Speaker
Description
According to the IAEA’s definition, a circular economy is a policy in which resources are kept in reuse or recycling for as long as possible, retrieving the maximum value from them, then recovering and regenerating products and materials at the end of each lifecycle. It is an approach focused on delivering positive society-wide benefits by limiting waste production and preserving natural resources.
The objective of this paper is to illustrate the application of circular economy principles within the nuclear industry and particularly in the waste management and decommissioning activities. In this regard, this paper will address the necessary conditions (regulatory, social, industrial, economic and environmental) to deploy circular economy, its expected assets as well as its benefits and outcomes.
The paper will also provide some perspectives of the different challenges to be addressed in order to increase the efficiency and better acceptance within the nuclear industry of the reuse and recycling principles on which circular economy mainly relies.
In the frame of waste management and decommissioning activities, the commonly recognised driving principle is waste hierarchy.
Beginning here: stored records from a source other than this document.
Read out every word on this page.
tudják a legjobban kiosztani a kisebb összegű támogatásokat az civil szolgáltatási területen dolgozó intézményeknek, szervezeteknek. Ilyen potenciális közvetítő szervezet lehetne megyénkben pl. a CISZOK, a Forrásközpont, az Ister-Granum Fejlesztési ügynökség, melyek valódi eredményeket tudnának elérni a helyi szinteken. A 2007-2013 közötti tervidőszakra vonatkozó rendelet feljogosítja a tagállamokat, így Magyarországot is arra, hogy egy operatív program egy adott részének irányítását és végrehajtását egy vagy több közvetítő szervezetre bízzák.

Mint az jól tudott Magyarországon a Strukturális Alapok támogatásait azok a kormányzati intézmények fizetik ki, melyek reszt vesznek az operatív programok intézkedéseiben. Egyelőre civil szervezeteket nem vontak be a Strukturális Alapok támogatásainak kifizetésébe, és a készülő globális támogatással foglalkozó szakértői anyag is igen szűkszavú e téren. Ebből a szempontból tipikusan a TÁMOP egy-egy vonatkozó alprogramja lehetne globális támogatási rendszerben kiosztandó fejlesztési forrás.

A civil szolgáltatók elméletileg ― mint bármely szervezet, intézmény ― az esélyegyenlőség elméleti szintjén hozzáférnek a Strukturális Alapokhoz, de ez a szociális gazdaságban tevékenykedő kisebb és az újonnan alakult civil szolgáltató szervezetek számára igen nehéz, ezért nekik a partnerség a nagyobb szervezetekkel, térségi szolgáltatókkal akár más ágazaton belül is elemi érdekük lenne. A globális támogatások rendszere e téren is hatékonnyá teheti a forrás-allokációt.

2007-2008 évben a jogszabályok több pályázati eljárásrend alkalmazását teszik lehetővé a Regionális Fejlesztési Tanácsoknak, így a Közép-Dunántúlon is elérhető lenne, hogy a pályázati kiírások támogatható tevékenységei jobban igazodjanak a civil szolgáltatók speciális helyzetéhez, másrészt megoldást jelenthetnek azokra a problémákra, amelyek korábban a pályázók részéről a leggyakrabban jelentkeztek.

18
Based on this latter, the paper will demonstrate how, over the last decades, the worldwide nuclear industry gathers international experiences to improve waste management and decommissioning to implement circular economy in its activities.
Consequently, taking advantage of the increase of decommissioning projects and induced materials and waste, nuclear operators have developed specific methodologies to:
- Significantly reduce the amount of type, nature and volumes of ultimate waste to be disposed of in order to preserve raw or rare resources;
- Implement reuse and recycling principles since the design phase in new nuclear projects as well as in maintenance and dismantling activities in all of them;
- Increase the importance and relevance of characterization items (skills, labs, methodologies…) to enhance the volumes of generated materials devoted to proper reuse and recycling.
- Identify the various criteria enabling sustainable strategies: cost efficiency, environmental aspects, social acceptance, regulatory constraints, available technologies as well as R&D needs and young generations attractiveness.
- Foster innovations to reduce secondary waste or improve nuclear facilities’ design;
- Promote circular economy and sustainability within the nuclear industry activities through some identified remaining challenges to be addressed.
Relying on the above-mentioned items, the paper will be strengthened with evidence and case studies currently implemented in global nuclear industry. The paper will further promote international cooperation in the strive towards circular economy.
Last but not least, the paper will illustrate how the implementation of circular economy in the entire nuclear lifecycle will enable to increase the credibility and relevance of global nuclear industry as a sustainable low-carbon energy source.